前回に引き続き、前橋市苗ヶ島町の霊松山金剛寺。
金剛寺の墓地には、東宮鐡男(とうみやかねお)陸軍大佐の墓がある。

東宮大佐180ピクセル
東宮大佐は明治24年(1892年)生まれ、前橋中から陸軍士官学校に進学、大正4年(1915年)陸軍歩兵少尉に任官。大正14年(1925年)大尉に進級し、翌年独立守備隊第2大隊中隊長に就き、奉天に屯在する。

昭和3年(1928年)の張作霖爆殺事件では、爆破のスイッチを押したという。

爆殺事件後、満蒙開拓移民の構想を抱き、実行に移していく。この構想は満州を日本の生命線としていた関東軍首脳の興味を捕らえた。

昭和6年(1931年)の満州事変以降に日本からの満州国への移民は本格化し、農業従事者を中心に、村落や集落などの地縁関係に重点をおいた移民団(開拓団)が日本の各地で結成された。

満州開拓移民の募集には、「王道楽土」や「五族協和」などをスローガンに喧伝したキャンペーンが大々的に行われ、多くの人々が募集に応じた。

東宮鐵男の墓 (1)
東宮鐵男の墓 (2)
東宮大佐自身は、満蒙開拓が軌道に乗ることを見ることなく、昭和12年(1937年)上海にて戦死している。左胸に被弾した東宮大佐は、もはや助からないことを自覚し、部下にノートと鉛筆を出させ、
 うれしさや 秋晴れの野に 部下と共
という辞世の句を残し絶命した。享年45歳。

満蒙移民は終戦直前のソ連の参戦で、その多くが国境地帯の取り残され、帰国には困難を極めた。帰国途中での死亡、行方不明、ソ連・シベリアの収容所へ送られたものも多かった。
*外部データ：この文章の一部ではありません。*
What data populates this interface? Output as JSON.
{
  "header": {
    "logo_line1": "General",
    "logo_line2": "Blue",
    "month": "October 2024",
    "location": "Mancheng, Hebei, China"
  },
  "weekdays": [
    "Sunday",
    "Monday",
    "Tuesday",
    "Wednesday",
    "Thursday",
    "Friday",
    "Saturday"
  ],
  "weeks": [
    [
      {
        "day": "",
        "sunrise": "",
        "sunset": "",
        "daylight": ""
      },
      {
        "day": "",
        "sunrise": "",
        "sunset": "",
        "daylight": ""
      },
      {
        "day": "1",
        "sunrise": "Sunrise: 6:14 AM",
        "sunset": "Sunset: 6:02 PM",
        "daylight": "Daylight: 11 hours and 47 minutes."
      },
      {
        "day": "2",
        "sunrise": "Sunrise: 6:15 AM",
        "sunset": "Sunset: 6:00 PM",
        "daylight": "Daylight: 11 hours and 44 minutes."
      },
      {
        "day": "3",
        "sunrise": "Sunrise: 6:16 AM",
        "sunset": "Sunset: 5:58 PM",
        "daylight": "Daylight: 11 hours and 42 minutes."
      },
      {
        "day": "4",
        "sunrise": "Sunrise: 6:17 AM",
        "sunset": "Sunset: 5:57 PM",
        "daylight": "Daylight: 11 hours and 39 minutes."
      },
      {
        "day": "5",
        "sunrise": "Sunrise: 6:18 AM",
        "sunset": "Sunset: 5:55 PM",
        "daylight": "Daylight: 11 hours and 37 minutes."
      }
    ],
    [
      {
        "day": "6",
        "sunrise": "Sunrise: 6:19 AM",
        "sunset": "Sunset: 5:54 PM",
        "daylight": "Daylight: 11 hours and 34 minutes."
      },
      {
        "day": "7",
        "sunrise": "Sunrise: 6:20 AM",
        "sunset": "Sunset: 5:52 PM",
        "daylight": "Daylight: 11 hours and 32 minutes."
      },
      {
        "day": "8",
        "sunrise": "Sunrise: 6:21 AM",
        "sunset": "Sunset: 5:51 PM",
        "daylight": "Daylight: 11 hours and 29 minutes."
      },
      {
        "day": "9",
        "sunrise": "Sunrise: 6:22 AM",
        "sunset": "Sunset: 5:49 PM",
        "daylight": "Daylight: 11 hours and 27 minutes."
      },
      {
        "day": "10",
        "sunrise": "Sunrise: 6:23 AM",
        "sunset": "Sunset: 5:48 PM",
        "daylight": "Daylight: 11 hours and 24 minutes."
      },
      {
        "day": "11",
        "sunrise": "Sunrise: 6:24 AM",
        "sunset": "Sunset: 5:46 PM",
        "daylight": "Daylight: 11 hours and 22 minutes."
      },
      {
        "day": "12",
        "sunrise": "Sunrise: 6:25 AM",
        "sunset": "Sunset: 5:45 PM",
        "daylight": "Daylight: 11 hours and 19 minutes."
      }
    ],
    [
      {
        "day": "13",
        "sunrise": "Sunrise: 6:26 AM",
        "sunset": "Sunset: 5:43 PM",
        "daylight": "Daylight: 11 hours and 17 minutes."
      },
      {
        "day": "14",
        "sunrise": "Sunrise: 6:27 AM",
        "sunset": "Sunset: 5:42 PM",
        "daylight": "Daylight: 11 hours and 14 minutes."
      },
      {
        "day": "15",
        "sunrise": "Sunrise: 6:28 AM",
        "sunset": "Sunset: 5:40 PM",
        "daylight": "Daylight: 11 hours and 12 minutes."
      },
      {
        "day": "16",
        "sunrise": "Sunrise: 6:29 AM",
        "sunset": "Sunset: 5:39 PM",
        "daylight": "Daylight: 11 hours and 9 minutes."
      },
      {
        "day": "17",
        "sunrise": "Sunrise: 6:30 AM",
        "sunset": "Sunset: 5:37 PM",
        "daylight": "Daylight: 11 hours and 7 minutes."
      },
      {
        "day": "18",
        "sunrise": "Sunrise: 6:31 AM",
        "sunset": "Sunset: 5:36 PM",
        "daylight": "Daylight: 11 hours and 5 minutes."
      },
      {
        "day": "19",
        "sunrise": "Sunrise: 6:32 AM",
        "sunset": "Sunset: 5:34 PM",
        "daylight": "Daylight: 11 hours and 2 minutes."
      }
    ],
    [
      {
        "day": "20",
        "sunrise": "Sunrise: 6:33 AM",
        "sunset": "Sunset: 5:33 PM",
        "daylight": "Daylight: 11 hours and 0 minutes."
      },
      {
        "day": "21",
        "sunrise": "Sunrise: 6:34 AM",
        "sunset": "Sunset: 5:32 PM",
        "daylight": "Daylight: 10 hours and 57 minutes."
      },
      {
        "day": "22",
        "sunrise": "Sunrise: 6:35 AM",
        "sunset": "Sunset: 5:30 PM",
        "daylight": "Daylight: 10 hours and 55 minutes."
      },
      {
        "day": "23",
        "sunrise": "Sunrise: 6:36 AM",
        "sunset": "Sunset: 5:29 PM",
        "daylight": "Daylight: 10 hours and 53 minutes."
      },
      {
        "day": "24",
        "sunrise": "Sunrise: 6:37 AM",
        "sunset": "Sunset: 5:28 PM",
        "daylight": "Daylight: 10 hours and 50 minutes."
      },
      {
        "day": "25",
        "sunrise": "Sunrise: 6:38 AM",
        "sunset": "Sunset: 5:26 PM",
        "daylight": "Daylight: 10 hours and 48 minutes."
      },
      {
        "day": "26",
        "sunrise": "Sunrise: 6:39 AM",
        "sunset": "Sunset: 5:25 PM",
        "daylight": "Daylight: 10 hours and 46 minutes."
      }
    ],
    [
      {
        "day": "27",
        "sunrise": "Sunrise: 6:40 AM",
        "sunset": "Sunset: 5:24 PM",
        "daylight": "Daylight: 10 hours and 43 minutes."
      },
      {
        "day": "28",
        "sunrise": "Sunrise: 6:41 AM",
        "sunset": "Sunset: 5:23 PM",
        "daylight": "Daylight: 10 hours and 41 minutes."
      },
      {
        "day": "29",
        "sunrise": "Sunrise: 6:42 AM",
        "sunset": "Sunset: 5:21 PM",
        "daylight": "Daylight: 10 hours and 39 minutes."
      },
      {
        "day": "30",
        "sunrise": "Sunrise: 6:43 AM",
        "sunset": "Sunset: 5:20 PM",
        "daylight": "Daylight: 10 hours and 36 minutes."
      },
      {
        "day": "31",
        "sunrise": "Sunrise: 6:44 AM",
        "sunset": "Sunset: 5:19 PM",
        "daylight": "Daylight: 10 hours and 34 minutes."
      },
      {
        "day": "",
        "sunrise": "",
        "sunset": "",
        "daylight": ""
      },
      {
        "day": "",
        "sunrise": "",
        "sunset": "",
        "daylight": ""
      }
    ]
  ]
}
このような満蒙開拓団の悲劇のため、東宮家は長らく移民関連資料を秘匿していた。しかし平成18年(2006年)NHKの求めに応じ、一部を提供している。いかなる批評をされても仕方ないとの判断だったようだ。

国策として行われた満蒙開拓移民に関しては、様々な意見があるだろう。日中戦争と結び付けたり、後の中国残留孤児問題の発端でもあり、批判的な意見も多いかもしれない。

しかし軍事的な目的もさることながら、各地農村の疲弊を目にした救済策であることも事実であり、こういう視点をもった軍人はいなかったのも事実である。

最後に、東宮大佐の葬儀は盛大を極め、後の首相・東条英機や岸信介も参列している。